Everyone has a bucket list don’t they? It stands to reason therefore that there is such a thing as an anti-bucket list, ie things you don’t really ever want to experience in this humble life. Just like your bucket list can be extraordinarily long, so can your anti-bucket list – I would hazard more so. So, I thought it would be fun (or anti-fun) to concoct a top 10 list of things I don’t ever want to happen in this life.
I should probably start with a little context – you see, at the weekend I experienced the rather odd and thoroughly unpleasant extraction of a tooth. Don’t get me wrong, my dentist is great, very calming and she explains everything so that even my brain cell can comprehend. The procedure itself was entirely painless courtesy of the six injections I had to the nerves leading to my molar root. What you don’t prepare for is the yanking and manipulating that occurs along with the macabre snapping of pieces of the once proud and undamaged adult tooth. Over the years, crap brushing and eating/drinking the wrong stuff gradually took its toll on this tooth to the point that eventually root canal procedures (3 in all) reduced it to a stub with a crown sat on top. For the past 2 years an infection has gradually set in and was steadily worsening to the point it was starting to damage the bone itself – not good. It’s been fun popping the bubble on my gum whenever it gets full of gunk, but my dentist explained that it really was time to get rid or suffer untold pain from abscesses and worse. Uhm, okay then. Killjoy!
So, numbed up I am invited back into the chair of doom to lose an adult tooth – that is quite sobering to be honest. You ain’t getting any more new teeth, that’s it, gone, unless of course you have the misfortune of active wisdom teeth – thankfully I don’t! So much drilling occurs as she whittles the remains of the molar away in preparation for pulling each part out one by one. At one stage a piece snapped, pinged out of my mouth and smacked against her visor! I had a strange urge to laugh there and then, but felt that could be quite detrimental to my oral health being as I had a drill being held in there.
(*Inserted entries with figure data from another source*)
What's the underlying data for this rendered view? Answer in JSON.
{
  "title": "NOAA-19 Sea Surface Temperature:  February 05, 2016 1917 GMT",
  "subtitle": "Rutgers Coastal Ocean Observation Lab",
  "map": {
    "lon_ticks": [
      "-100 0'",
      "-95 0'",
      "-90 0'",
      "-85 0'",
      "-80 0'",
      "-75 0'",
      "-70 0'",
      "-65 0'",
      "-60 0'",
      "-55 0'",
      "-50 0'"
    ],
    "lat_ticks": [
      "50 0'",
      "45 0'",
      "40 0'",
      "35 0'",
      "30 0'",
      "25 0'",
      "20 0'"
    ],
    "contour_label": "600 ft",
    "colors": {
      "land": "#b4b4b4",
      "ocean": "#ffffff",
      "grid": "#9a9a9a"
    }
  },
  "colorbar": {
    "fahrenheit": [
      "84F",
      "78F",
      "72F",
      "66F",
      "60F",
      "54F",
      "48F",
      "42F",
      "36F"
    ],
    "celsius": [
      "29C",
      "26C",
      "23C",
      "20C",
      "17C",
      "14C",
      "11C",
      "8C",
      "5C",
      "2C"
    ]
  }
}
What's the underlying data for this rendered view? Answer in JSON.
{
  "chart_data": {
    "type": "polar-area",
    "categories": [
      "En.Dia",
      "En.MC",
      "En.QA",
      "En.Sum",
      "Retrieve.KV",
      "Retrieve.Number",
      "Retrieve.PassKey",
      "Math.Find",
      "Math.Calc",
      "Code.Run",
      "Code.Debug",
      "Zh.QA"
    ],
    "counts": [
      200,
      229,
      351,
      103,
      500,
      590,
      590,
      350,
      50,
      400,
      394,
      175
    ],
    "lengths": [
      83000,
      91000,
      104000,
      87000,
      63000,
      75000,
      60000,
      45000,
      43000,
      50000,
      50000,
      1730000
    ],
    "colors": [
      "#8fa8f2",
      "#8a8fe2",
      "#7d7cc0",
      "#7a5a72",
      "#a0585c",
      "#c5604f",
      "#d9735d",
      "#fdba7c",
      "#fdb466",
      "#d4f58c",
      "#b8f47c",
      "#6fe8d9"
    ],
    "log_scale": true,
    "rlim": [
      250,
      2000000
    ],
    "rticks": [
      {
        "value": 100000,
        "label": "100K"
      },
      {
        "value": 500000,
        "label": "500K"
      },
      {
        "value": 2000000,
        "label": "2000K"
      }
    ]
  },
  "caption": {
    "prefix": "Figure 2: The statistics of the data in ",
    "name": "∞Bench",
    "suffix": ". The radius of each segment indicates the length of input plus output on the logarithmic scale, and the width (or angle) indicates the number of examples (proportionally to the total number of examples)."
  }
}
Not sure how I didn’t!
So, an hour in the chair later, I am minus one tooth and under strict instruction not to rinse or spit over the next 24 hours. Apart from fishing out two fairly large chips of tooth from my numbed mouth (quite some doing that took I can tell you!), everything seemed fine. The socket had clotted nicely she said, which I took as a good thing and the whole thing would have healed in around 10-12 weeks. Holy molars! Anyway, 2 days on and I’ve not experienced any bleeds, just the occasional jabbing throb that a dose of Paracetamol soon fixes.
So, my anti-bucket list. You know, I’ve gotten to the end of writing about my extraction regaling and I actually don’t want to consider stuff that I don’t want to happen. Amazing how a seemingly cool idea becomes one of shuddering avoidance in the space of 3 paragraphs.
Look after those Penelopes people, you only get one set!